Electronic transport properties of Co cluster-decorated graphene
Chaoyi Cai, Jian-Hao Chen

TL;DR
This study investigates how cobalt clusters deposited on graphene affect its electronic transport properties, revealing increased scattering, suppression of quantum oscillations, and negative magnetoresistance, explained by weak localization effects.
Contribution
It provides in-situ experimental evidence of cobalt cluster effects on graphene's quantum transport, highlighting the role of disorder and quantum interference.
Findings
Cobalt forms clusters on graphene surface even at low temperatures.
Charge carrier scattering increases with cobalt coverage, suppressing SdH oscillations.

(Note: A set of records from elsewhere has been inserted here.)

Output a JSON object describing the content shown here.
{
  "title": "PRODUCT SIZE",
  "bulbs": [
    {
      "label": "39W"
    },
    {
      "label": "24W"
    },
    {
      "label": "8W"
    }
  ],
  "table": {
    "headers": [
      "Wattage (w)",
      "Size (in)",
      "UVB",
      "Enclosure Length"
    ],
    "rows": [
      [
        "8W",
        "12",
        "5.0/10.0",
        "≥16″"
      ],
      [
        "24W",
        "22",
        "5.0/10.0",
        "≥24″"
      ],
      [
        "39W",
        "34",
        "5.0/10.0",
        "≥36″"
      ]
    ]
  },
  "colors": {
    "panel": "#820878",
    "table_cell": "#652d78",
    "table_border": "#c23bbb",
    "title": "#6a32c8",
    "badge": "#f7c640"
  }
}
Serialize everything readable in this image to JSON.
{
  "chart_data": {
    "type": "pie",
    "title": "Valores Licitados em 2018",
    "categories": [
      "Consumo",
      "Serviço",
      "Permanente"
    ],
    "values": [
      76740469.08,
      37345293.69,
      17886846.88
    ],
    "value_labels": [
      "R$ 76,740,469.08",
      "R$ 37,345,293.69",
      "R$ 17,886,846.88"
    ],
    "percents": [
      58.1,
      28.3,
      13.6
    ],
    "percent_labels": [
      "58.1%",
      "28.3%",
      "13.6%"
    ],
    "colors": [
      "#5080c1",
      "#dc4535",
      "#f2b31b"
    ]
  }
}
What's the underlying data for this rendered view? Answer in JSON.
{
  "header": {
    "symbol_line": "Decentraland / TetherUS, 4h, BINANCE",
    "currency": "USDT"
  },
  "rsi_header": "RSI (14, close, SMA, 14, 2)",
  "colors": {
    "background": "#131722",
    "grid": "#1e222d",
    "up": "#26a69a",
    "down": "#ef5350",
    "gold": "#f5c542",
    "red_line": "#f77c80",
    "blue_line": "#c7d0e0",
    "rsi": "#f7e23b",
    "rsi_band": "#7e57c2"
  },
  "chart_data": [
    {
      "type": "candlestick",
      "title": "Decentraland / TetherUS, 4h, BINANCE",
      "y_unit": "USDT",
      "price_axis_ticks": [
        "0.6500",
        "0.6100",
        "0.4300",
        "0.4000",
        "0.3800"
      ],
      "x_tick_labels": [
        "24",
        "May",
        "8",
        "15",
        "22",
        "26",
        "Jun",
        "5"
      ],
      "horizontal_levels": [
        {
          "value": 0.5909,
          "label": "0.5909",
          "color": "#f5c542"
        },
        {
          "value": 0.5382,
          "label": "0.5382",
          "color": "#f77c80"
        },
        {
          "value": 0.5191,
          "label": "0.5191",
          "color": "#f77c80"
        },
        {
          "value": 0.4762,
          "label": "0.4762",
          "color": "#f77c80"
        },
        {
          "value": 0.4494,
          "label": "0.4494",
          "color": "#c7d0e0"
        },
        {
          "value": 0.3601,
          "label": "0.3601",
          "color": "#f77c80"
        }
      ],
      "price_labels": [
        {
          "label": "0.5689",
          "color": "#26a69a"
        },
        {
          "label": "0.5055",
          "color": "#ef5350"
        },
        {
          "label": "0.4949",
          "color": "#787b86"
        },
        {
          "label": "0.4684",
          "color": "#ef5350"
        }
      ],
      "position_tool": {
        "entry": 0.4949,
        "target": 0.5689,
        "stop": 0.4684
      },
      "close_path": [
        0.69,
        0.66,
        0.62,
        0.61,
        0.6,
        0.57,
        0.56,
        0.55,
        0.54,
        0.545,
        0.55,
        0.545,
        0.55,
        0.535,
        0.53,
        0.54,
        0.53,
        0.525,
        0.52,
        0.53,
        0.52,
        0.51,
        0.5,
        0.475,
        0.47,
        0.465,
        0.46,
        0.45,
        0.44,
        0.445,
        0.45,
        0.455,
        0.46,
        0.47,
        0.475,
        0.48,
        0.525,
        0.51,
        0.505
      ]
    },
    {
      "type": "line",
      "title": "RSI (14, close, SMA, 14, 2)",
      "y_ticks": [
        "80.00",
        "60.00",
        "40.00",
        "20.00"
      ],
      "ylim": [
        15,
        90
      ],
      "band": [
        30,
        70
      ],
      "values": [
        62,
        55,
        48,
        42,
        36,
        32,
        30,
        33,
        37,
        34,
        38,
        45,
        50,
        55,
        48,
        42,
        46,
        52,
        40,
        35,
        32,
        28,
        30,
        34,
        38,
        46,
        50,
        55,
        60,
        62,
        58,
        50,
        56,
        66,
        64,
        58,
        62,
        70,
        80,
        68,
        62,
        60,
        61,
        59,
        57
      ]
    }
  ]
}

Negative magnetoresistance observed up to 9 T, explained by weak localization.
Abstract
Interactions of magnetic elements with graphene may lead to various electronic states that have potential applications. We report an in-situ experiment in which the quantum transport properties of graphene are measured with increasing cobalt coverage in continuous ultra-high vacuum environment. The results show that e-beam deposited cobalt forms clusters on the surface of graphene, even at low sample temperatures. Scattering of charge carriers by the absorbed cobalt clusters results in the disappearance of the Shubnikov-de Haas (SdH) oscillations and the appearance of negative magnetoresistance (MR) which shows no sign of saturation up to an applied magnetic field of 9 T. We propose that these observations could originate from quantum interference driven by cobalt disorder and can be explained by the weak localization theory.